It costs nothing to create the design, nothing to submit it to Amazon and nothing for Amazon to host the product. If no-one buys it then the total cost of the experiment is effectively zero. But if the algorithm stumbles upon something special, something that is both unique and funny and actually sells, then everyone makes money.
I thought that this was an interesting piece until the end, when Ashton writes, “If you don’t understand how these machines work you have no power at all.” Really?
Yes, it is good to know how algorithms work, and it is also good to be aware of how pervasive they are.

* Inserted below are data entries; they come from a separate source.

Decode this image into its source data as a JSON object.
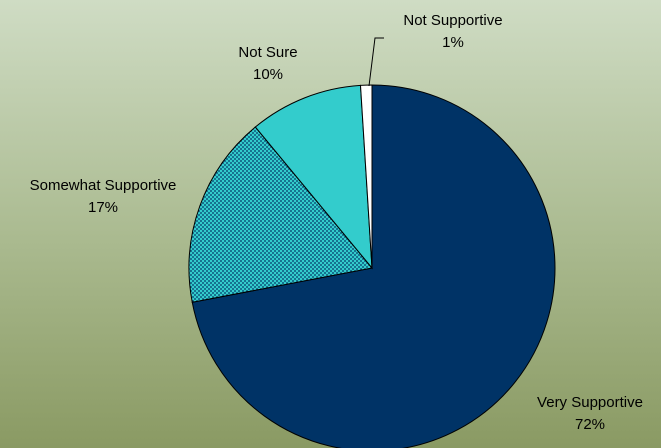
{
  "chart_data": {
    "type": "pie",
    "title": "",
    "categories": [
      "Very Supportive",
      "Somewhat Supportive",
      "Not Sure",
      "Not Supportive"
    ],
    "values": [
      72,
      17,
      10,
      1
    ],
    "value_labels": [
      "72%",
      "17%",
      "10%",
      "1%"
    ],
    "colors": {
      "Very Supportive": "#003366",
      "Somewhat Supportive": "#33cccc",
      "Not Sure": "#33cccc",
      "Not Supportive": "#ffffff"
    },
    "patterns": {
      "Somewhat Supportive": "dotted"
    },
    "legend": "none",
    "grid": false
  }
}
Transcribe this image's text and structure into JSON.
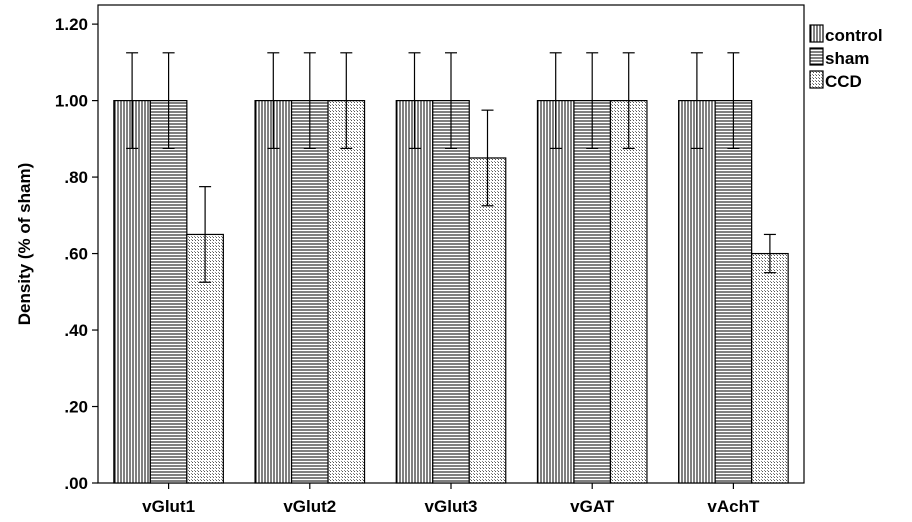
{
  "chart_data": {
    "type": "bar",
    "title": "",
    "xlabel": "",
    "ylabel": "Density (% of sham)",
    "ylim": [
      0,
      1.25
    ],
    "yticks": [
      ".00",
      ".20",
      ".40",
      ".60",
      ".80",
      "1.00",
      "1.20"
    ],
    "categories": [
      "vGlut1",
      "vGlut2",
      "vGlut3",
      "vGAT",
      "vAchT"
    ],
    "series": [
      {
        "name": "control",
        "values": [
          1.0,
          1.0,
          1.0,
          1.0,
          1.0
        ],
        "error": [
          0.125,
          0.125,
          0.125,
          0.125,
          0.125
        ],
        "pattern": "vertical-lines"
      },
      {
        "name": "sham",
        "values": [
          1.0,
          1.0,
          1.0,
          1.0,
          1.0
        ],
        "error": [
          0.125,
          0.125,
          0.125,
          0.125,
          0.125
        ],
        "pattern": "horizontal-lines"
      },
      {
        "name": "CCD",
        "values": [
          0.65,
          1.0,
          0.85,
          1.0,
          0.6
        ],
        "error": [
          0.125,
          0.125,
          0.125,
          0.125,
          0.05
        ],
        "pattern": "dots"
      }
    ],
    "grid": false,
    "legend_position": "top-right"
  }
}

The automation of what are usually thought to be ‘creative’ cultural artifacts is discomfiting, not only because ‘creativity’ is seen by some as the last human stronghold, but because this particular case sheds light on some of the uncomfortable assumptions and choices that underlie that automation. However, as Tarleton Gillespie points out in his excellent piece on algorithms, “In attempting to say something of substance about the way algorithms are shifting our public discourse, we must firmly resist putting the technology in the explanatory driver’s seat.”
Sweepingly declaring that algorithmic (or even computational) knowledge is at the root of power is both technologically determinist and arguably internet-centric (Evgeny Morozov may be ranty and screedy at times, but he has made some salient points about this particular issue). There are many types and sites of power, and being hyperbolic about this particular one isn’t that helpful.